Todos deseamos ayudarnos. Los humanos somos así. Queremos vivir para la felicidad de los otros y no para hacerlos desgraciados. ¿Por qué nos tendríamos que odiar y menospreciar? En este mundo hay lugar para todos. La Tierra, que es generosa y rica, puede abastecer todas nuestras necesidades.
El camino de la vida puede ser el de la libertad y el de la belleza, pero, a pesar de todo, nos perdimos. La codicia envenena el alma de los hombres... levanta murallas de odio en el mundo... nos está haciendo avanzar hacia la misma miseria y muerte. Creamos la época de la velocidad, pero nos sentimos enclaustrados.
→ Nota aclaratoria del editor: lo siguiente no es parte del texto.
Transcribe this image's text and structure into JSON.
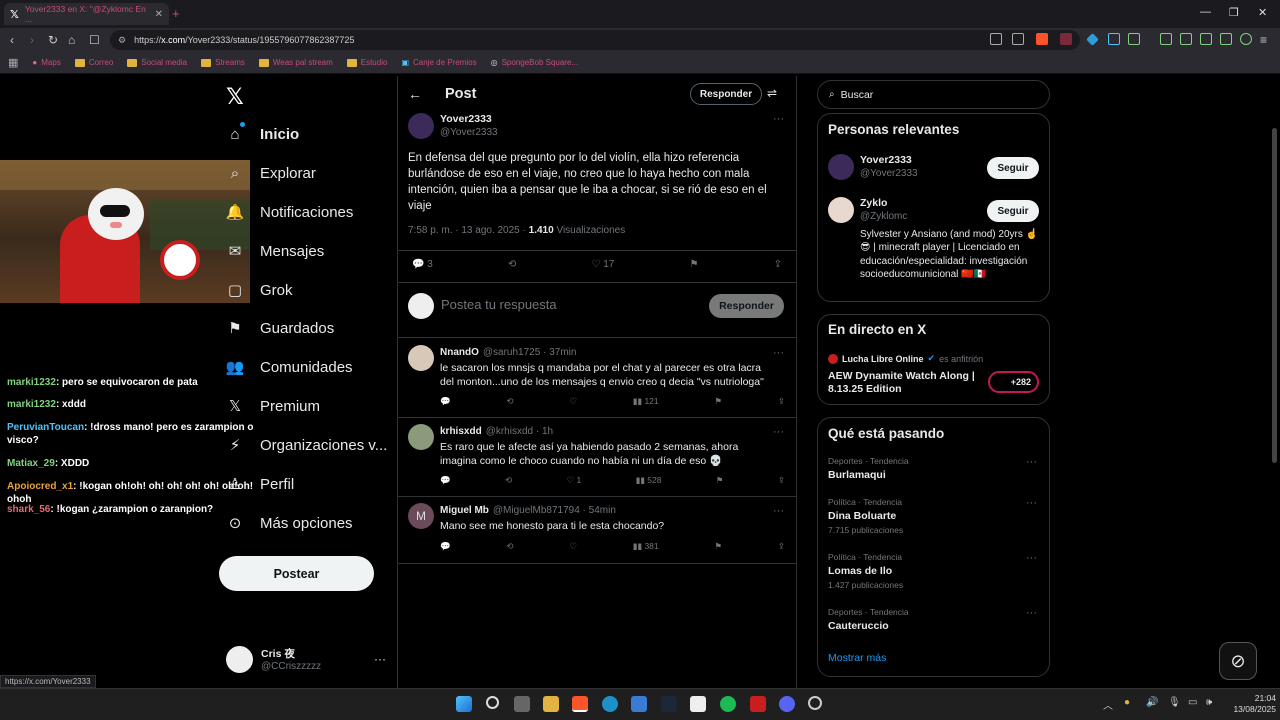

La máquina que produce abundancia dejó en la pobreza. Los conocimientos nos volvieron escépticos; nuestra inteligencia nos hizo obstinados y crueles.
Pensamos demasiado y sentimos poco. No necesitamos máquinas sino humanidad. No necesitamos inteligencia sino amor y ternura. SIn estas virtude todo es violencia y todo se pierde.
La aviación y la radio nos acercaron más. La naturaleza de estos descubirmientos es una clara llamada a la bondad del hombre... a la fraternidad universal... a la unión de todos nosotros.
En estos momentos mi voz llega a millones de personas de todo el mundo... millones de desesperados, hombres, mujeres, niños... víctimas de un sistema que tortura a los humanos y encarcela a los inocentes.
A quienes me puedan escuchar les digo: "No se desesperen". La desgracia que que cayó sobre nosotros no es más que la codicia agonizante de la amargura de los hombres que temen el progreso humano. Los hombres que odian desaparecerán, los dictadores caerán y el poder que arrebataron al pueblo será devuelto éste. Y así, mientras mueran personas, jamás se acabará la lucha por la libertad.